Against All Trumps! Down with Procrastination!


Brexit. Trump. Recent events remind us that our communities sometimes need to cope, as a matter of urgency, with important threats that require an immediate response.

In the case of Brexit, the world woke up with a hangover. Too late.

Time will tell what will happen at the American elections. Trump? It’s the stroke of midnight. Speeches, columns, ads, demonstrations. Votes, we hope. Every effort has been made, and rightly so, by many Americans to avoid the billionaire’s election.

However, this is an inadequate way of dealing with our society’s issues. Right now, the U.S. is the college student finishing a semester’s worth of work in one all-nighter.

Author Stephen R. Covey shows us that personal well-being relies on the orderly management of our activities according to two variables: their urgency and their importance. Urgent situations are generally visible and require immediate attention. We thus take urgent action when responding to an urgent situation. Important activities contribute to our personal mission, our values and priorities.

Urgent and important: Fix water damage in your home. Not urgent and important: Maintain a healthy diet. Urgent and not important: Answer some of your text messages. Especially when the little red light is blinking. Not urgent and not important: Watch Netflix.

Demagogy Isn’t Inevitable

The principles Covey teaches in the context of one’s personal life are totally applicable to a society. The U.S. is now grappling with the effects of having neglected an important and not urgent activity, which definitely would have kept any clowns out of power: Invest wholly in a quality education for all.

Some will attribute Trump’s popularity to the perverse effects of neoliberalism. Such an analysis certainly has its merits but leaves something to be desired since it suggests that the emergence of demagogy is inevitable. In a healthy society, Donald Trump would not have been the alternative solution to the rejection of the collective plan proposed by elites and our institutions. No.

A quality education for all promotes the development of critical thinking necessary to judge the quality of a social proposal and to question how well informed our leaders’ proposed ideas are. This is the kind of education that develops noncognitive capacities in the individual, including empathy, which prevents us from giving into the temptation to hate and fear what is other. It’s this kind of education that incites people to participate in public life. In short, it allows for true democracy. Power to the people. Dictators hate thinkers, right?

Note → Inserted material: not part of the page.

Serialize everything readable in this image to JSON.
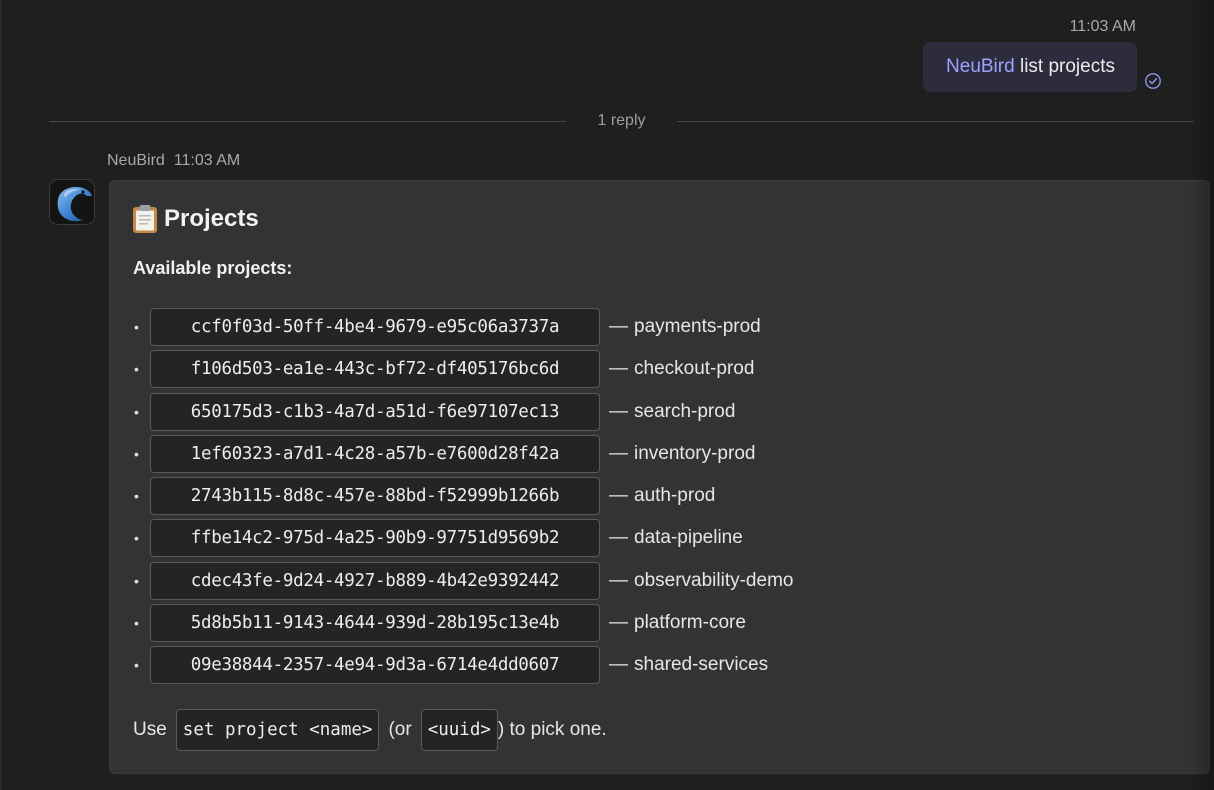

Lack of education leaves room for rabble-rousing. This failing allows a handful of individuals to influence the masses, sometimes by using false truths, sometimes by relying on a rhetoric that stirs up fear and frustrations.

A Quality Education for All

According to the CNN/ORC survey released Monday evening, 60 percent of Americans with a college degree would vote for Hillary Clinton and 36 percent for Donald Trump. For voters without a college degree, the ratio is 49 to 46 percent. For white voters without a college degree, intent to vote for Trump rises to 60 percent and falls to 34 percent for Clinton!

Quebec isn’t immune to risk either. Need we be reminded that in the not-so-distant past, our Belle Province toyed with the idea of a charter of values inspired by a false notion of state secularism? In a different vein, without attributing Donald Trump’s Machiavellianism to Mike Ward, it must be noted that the same mechanism was at work in his case: It’s in the name of a freedom of expression without consequences that the humorist raked in $25,000 in 24 hours though a crowdfunding campaign.

Our collective choices would be a lot more thought out if everyone had access to quality education. From citizen participation to the elimination of prejudice, everything is dependent on a quality education for all. An education with a capital “E,” I should say. This requires difficult and complicated choices that notably involve educational institutions, of course, but that also call on the contribution of society as a whole. Yet, an Education for all not being urgent, society procrastinates, and we risk suffering the consequences.